Quand le feu embrase Saint-Mammès
Les murs ont la parole. Notre série consacrée à de grands évènements langrois se poursuit. Mais aujourd’hui l’heure est grave. Nous sommes le samedi 18 avril 1562 et tous les regards sont tournés vers la cathédrale. La grande dame de pierre rougeoie sous les flammes.

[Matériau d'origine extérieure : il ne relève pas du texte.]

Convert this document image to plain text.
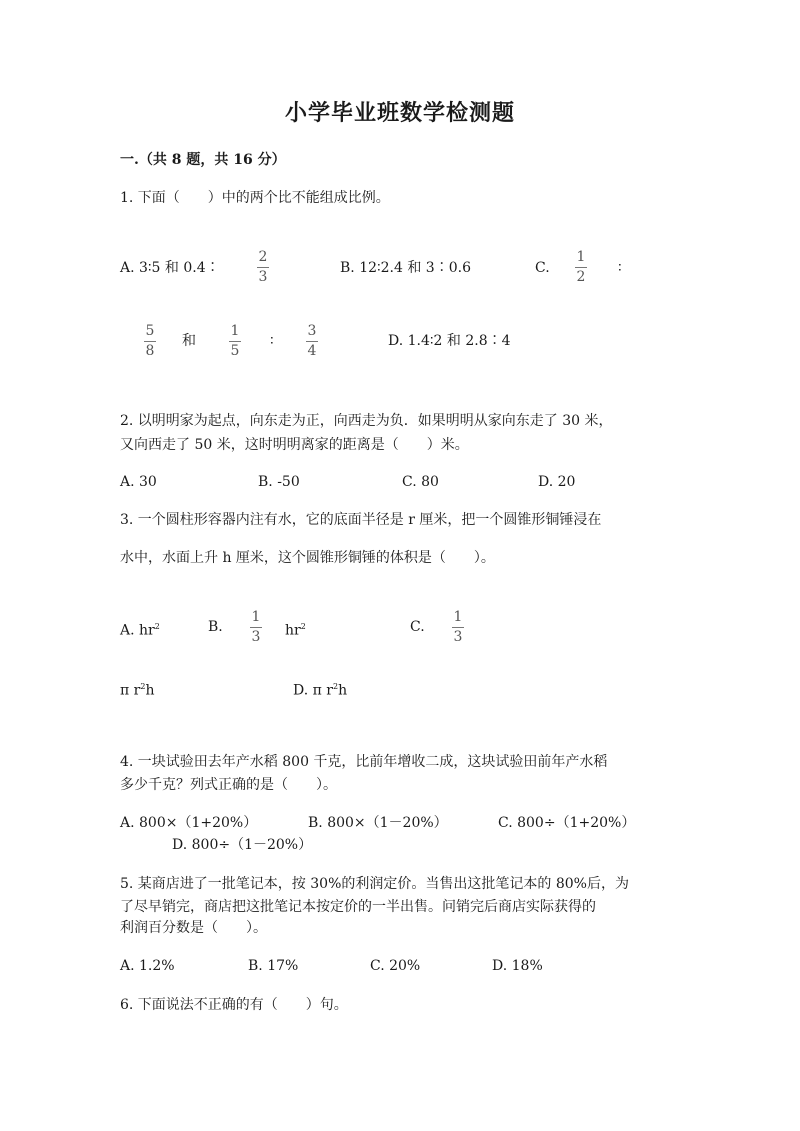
小学毕业班数学检测题
一.（共 8 题，共 16 分）
1. 下面（　　）中的两个比不能组成比例。
A. 3∶5 和 0.4∶
2
3
B. 12∶2.4 和 3∶0.6	C.
1
2
∶
5
8
和
1
5
∶
3
4
D. 1.4∶2 和 2.8∶4
2. 以明明家为起点，向东走为正，向西走为负．如果明明从家向东走了 30 米，
又向西走了 50 米，这时明明离家的距离是（　　）米。
A. 30	B. -50	C. 80	D. 20
3. 一个圆柱形容器内注有水，它的底面半径是 r 厘米，把一个圆锥形铜锤浸在
水中，水面上升 h 厘米，这个圆锥形铜锤的体积是（　　）。
A. $hr^2$	B.
1
3 $hr^2$	C.
1
3
π $r^2h$	D. π $r^2h$
4. 一块试验田去年产水稻 800 千克，比前年增收二成，这块试验田前年产水稻
多少千克？列式正确的是（　　）。
A. 800×（1+20%）	B. 800×（1－20%）	C. 800÷（1+20%）
D. 800÷（1－20%）
5. 某商店进了一批笔记本，按 30%的利润定价。当售出这批笔记本的 80%后，为
了尽早销完，商店把这批笔记本按定价的一半出售。问销完后商店实际获得的
利润百分数是（　　）。
A. 1.2%	B. 17%	C. 20%	D. 18%
6. 下面说法不正确的有（　　）句。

Les délibérations capitulaires relatent ces heures sombres… « sur les six heures d’après-midy, qui est l’heure du souper, le ciel s’obscurcit tout d’un coup, un prodigieux vent s’élevat avec gresle et un grand tonnerre ; en sorte que l’on regardoit ce jour comme le dernier jour de la ruine de l’église et de la ville. Sur les huit heures du soir, on aperçut sur le faîte du toit un feu comme une chandelle. Le peuple, par ce spectacle, soupçonnat qu’il y avoit trahison dans la ville, excité par les ennemis de notre religion et de nostre foy, qui étoient en grand nombre. Le gouverneur ordonna que tous les postes autour de la Ville fussent gardés et munis de gens d’armes. Toutes les cloches et l’horloge furent fondus. Les reliques de saint Mammès et les autres furent exposées au peuple pour exciter à implorer la bonté de Dieu et sa clémence pour le salut de l’église et de la ville. Aussitôt il fit cesser le vent et la tempête et envoyat une pluie salutaire qui éteignit les flammes ». Ainsi, alors qu’on pensait à une diversion ennemie et que l’on envoyait les forces vives garder le rempart, la cathédrale, elle, se consumait. Si l’incendie ne se répendit pas dans la ville, il toucha sévèrement l’édifice, sa charpente et sa façade. Un autre témoin, le chanoine Théodecte Tabourot relate, » le feu (…), après un furieux coup de tonnerre, se prit au-dessus de l’aiguille (le sommet) du clocher de Sainct-Mammès et au pied de la croix, brusla et consomma entièrement trois clochers et tout le dessus de l’église en moins de trois heures ». Cette tragédie vous en rappelle certainement une autre, plus récente et parisienne… A Langres, les travaux sont bientôt lancés. La toiture de la nef est confiée à un Joinvillois, Boniface Martin et le dessin des nouveaux clochers au chanoine langrois Jean Tabourot. Sur les trois projets de cet ingénieur qui signera bientôt le premier traité de danse connu, « l’Orchésographie », seuls deux seront bâtis : un dôme pour la tour sud de la façade, ainsi qu’une nouvelle flèche pour la croisée du transept. Faute de moyen, la tour nord, gravement touchée, ne fut pas reconstruite. Plus tard, la cathédrale retrouvera un nouveau visage, avec la construction d’une nouvelle façade en 1761. La flèche bâtie à la croisée du transept sera quant à elle démolie en 1781.